Filmed mostly in a studio and in a purpose-built tank in Melbourne, Australia, Wirkola handles the hurricane elements with aplomb, mixing practical effects with stock footage and only occasionally distracting CG as trees fold in the howling winds, cars are swept away, roofs are torn off and walls are torn down. It brings down enough secondary characters to provide food for the sharks while the managers struggle to survive. The McKay’s Meats tanker truck being split in half, unloading industrial amounts of fresh chum, is a funny touch.
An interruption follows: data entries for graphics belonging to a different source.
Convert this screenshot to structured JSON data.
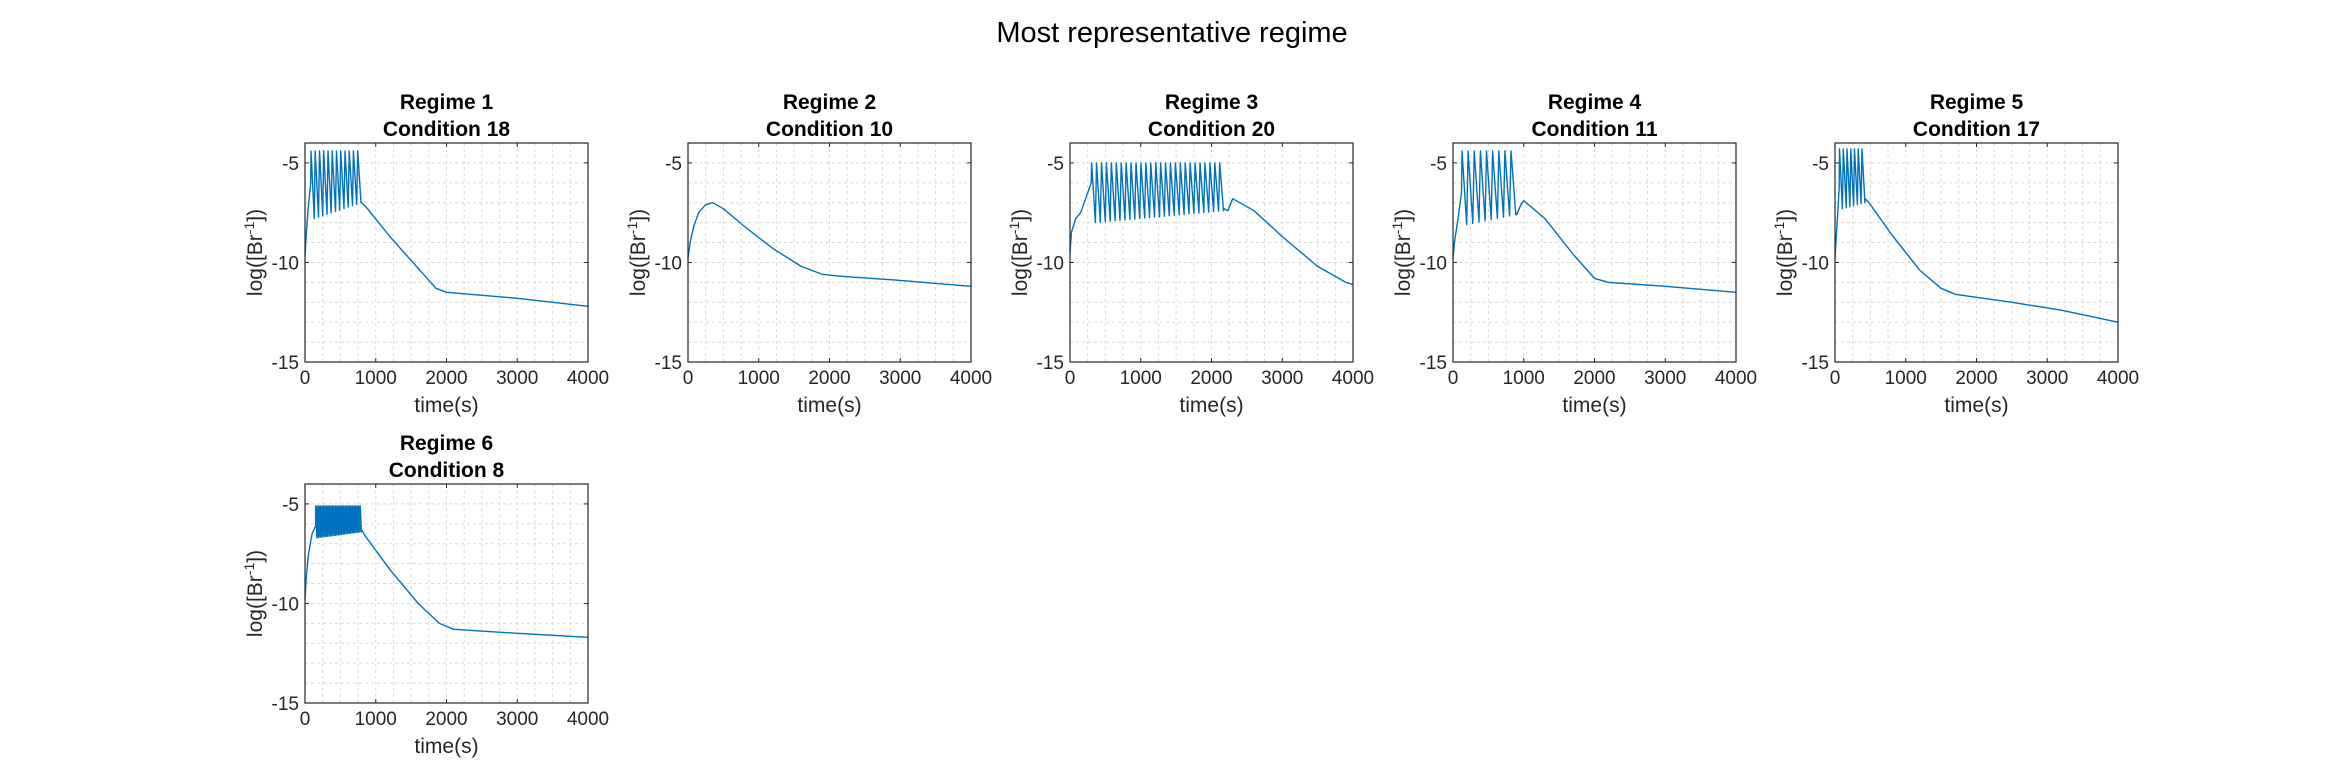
{
  "figure": {
    "title": "Most representative regime"
  },
  "colors": {
    "series": "#0072BD"
  },
  "chart_data": [
    {
      "type": "line",
      "title": [
        "Regime 1",
        "Condition 18"
      ],
      "xlabel": "time(s)",
      "ylabel_base": "log([Br",
      "ylabel_sup": "-1",
      "ylabel_end": "])",
      "xlim": [
        0,
        4000
      ],
      "ylim": [
        -15,
        -4
      ],
      "xticks": [
        "0",
        "1000",
        "2000",
        "3000",
        "4000"
      ],
      "yticks": [
        "-5",
        "-10",
        "-15"
      ],
      "grid": true,
      "oscillation": {
        "start": 80,
        "end": 800,
        "count": 12,
        "peak": -4.4,
        "trough": -7.8,
        "trough_end": -7.0
      },
      "series": [
        {
          "x": [
            0,
            10,
            40,
            80,
            800,
            860,
            1200,
            1600,
            1850,
            2000,
            3000,
            4000
          ],
          "y": [
            -9.7,
            -9.0,
            -7.5,
            -6.0,
            -7.0,
            -7.2,
            -8.7,
            -10.3,
            -11.3,
            -11.5,
            -11.8,
            -12.2
          ]
        }
      ]
    },
    {
      "type": "line",
      "title": [
        "Regime 2",
        "Condition 10"
      ],
      "xlabel": "time(s)",
      "ylabel_base": "log([Br",
      "ylabel_sup": "-1",
      "ylabel_end": "])",
      "xlim": [
        0,
        4000
      ],
      "ylim": [
        -15,
        -4
      ],
      "xticks": [
        "0",
        "1000",
        "2000",
        "3000",
        "4000"
      ],
      "yticks": [
        "-5",
        "-10",
        "-15"
      ],
      "grid": true,
      "series": [
        {
          "x": [
            0,
            30,
            80,
            150,
            250,
            350,
            500,
            800,
            1200,
            1600,
            1900,
            2200,
            3000,
            4000
          ],
          "y": [
            -9.8,
            -9.0,
            -8.2,
            -7.5,
            -7.1,
            -7.0,
            -7.3,
            -8.2,
            -9.3,
            -10.2,
            -10.6,
            -10.7,
            -10.9,
            -11.2
          ]
        }
      ]
    },
    {
      "type": "line",
      "title": [
        "Regime 3",
        "Condition 20"
      ],
      "xlabel": "time(s)",
      "ylabel_base": "log([Br",
      "ylabel_sup": "-1",
      "ylabel_end": "])",
      "xlim": [
        0,
        4000
      ],
      "ylim": [
        -15,
        -4
      ],
      "xticks": [
        "0",
        "1000",
        "2000",
        "3000",
        "4000"
      ],
      "yticks": [
        "-5",
        "-10",
        "-15"
      ],
      "grid": true,
      "oscillation": {
        "start": 300,
        "end": 2180,
        "count": 27,
        "peak": -5.0,
        "trough": -8.0,
        "trough_end": -7.4
      },
      "series": [
        {
          "x": [
            0,
            20,
            80,
            150,
            220,
            300,
            2180,
            2230,
            2300,
            2600,
            3000,
            3500,
            3900,
            4000
          ],
          "y": [
            -9.5,
            -8.5,
            -7.8,
            -7.5,
            -6.8,
            -6.0,
            -7.3,
            -7.4,
            -6.8,
            -7.4,
            -8.7,
            -10.2,
            -11.0,
            -11.1
          ]
        }
      ]
    },
    {
      "type": "line",
      "title": [
        "Regime 4",
        "Condition 11"
      ],
      "xlabel": "time(s)",
      "ylabel_base": "log([Br",
      "ylabel_sup": "-1",
      "ylabel_end": "])",
      "xlim": [
        0,
        4000
      ],
      "ylim": [
        -15,
        -4
      ],
      "xticks": [
        "0",
        "1000",
        "2000",
        "3000",
        "4000"
      ],
      "yticks": [
        "-5",
        "-10",
        "-15"
      ],
      "grid": true,
      "oscillation": {
        "start": 120,
        "end": 900,
        "count": 9,
        "peak": -4.4,
        "trough": -8.1,
        "trough_end": -7.6
      },
      "series": [
        {
          "x": [
            0,
            20,
            70,
            120,
            900,
            960,
            1000,
            1300,
            1700,
            2000,
            2200,
            3000,
            4000
          ],
          "y": [
            -9.8,
            -9.0,
            -7.8,
            -6.5,
            -7.6,
            -7.1,
            -6.9,
            -7.8,
            -9.6,
            -10.8,
            -11.0,
            -11.2,
            -11.5
          ]
        }
      ]
    },
    {
      "type": "line",
      "title": [
        "Regime 5",
        "Condition 17"
      ],
      "xlabel": "time(s)",
      "ylabel_base": "log([Br",
      "ylabel_sup": "-1",
      "ylabel_end": "])",
      "xlim": [
        0,
        4000
      ],
      "ylim": [
        -15,
        -4
      ],
      "xticks": [
        "0",
        "1000",
        "2000",
        "3000",
        "4000"
      ],
      "yticks": [
        "-5",
        "-10",
        "-15"
      ],
      "grid": true,
      "oscillation": {
        "start": 60,
        "end": 430,
        "count": 7,
        "peak": -4.3,
        "trough": -7.3,
        "trough_end": -7.0
      },
      "series": [
        {
          "x": [
            0,
            15,
            40,
            60,
            430,
            480,
            800,
            1200,
            1500,
            1700,
            2500,
            3200,
            4000
          ],
          "y": [
            -9.8,
            -8.8,
            -7.5,
            -6.2,
            -6.8,
            -7.0,
            -8.6,
            -10.4,
            -11.3,
            -11.6,
            -12.0,
            -12.4,
            -13.0
          ]
        }
      ]
    },
    {
      "type": "line",
      "title": [
        "Regime 6",
        "Condition 8"
      ],
      "xlabel": "time(s)",
      "ylabel_base": "log([Br",
      "ylabel_sup": "-1",
      "ylabel_end": "])",
      "xlim": [
        0,
        4000
      ],
      "ylim": [
        -15,
        -4
      ],
      "xticks": [
        "0",
        "1000",
        "2000",
        "3000",
        "4000"
      ],
      "yticks": [
        "-5",
        "-10",
        "-15"
      ],
      "grid": true,
      "oscillation": {
        "start": 150,
        "end": 800,
        "count": 30,
        "peak": -5.1,
        "trough": -6.7,
        "trough_end": -6.4
      },
      "series": [
        {
          "x": [
            0,
            15,
            50,
            100,
            150,
            800,
            850,
            1200,
            1600,
            1900,
            2100,
            3000,
            4000
          ],
          "y": [
            -9.8,
            -8.8,
            -7.5,
            -6.5,
            -6.1,
            -6.3,
            -6.6,
            -8.3,
            -10.0,
            -11.0,
            -11.3,
            -11.5,
            -11.7
          ]
        }
      ]
    }
  ]
}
The Norwegian director balanced horror, humor, and action with greater skill in the films that put him on the map. Dead snow and its sequel, which dropped Nazi zombies into mountain forests. Hilarious moments, like Lisa playing Vanessa Carlton on her phone to calm her down as contractions approach, feel a little forced, as do some lines, like Dee saying to her little brother, “Hey Will, I bet you never saw this on… Shark Week“, after Ron prepared an appetizer of T-bone and dynamite.
At the height of the tension, Hounsou gets the groan-worthy task of pausing the action long enough to share his back story with a cocky TV journalist (Andrew Lees), tracing his fascination with sharks back to a near-fatal hippopotamus attack in Mozambique, when a pair of ferocious sharks intervene just in the nick of time. Kudos to the actor for delivering those lines with a straight face.
Nothing in Thrash Steven Spielberg would impress, and his commitment to plot logic is flexible, to say the least. But as gory and stupid shark thrillers go, it stays afloat, gaining some credibility from the natural disaster element. Compared to the survival of a stinking shark like Rekin With Alicia Silverstone or Black devil With Josh Lucas, it’s more than acceptable.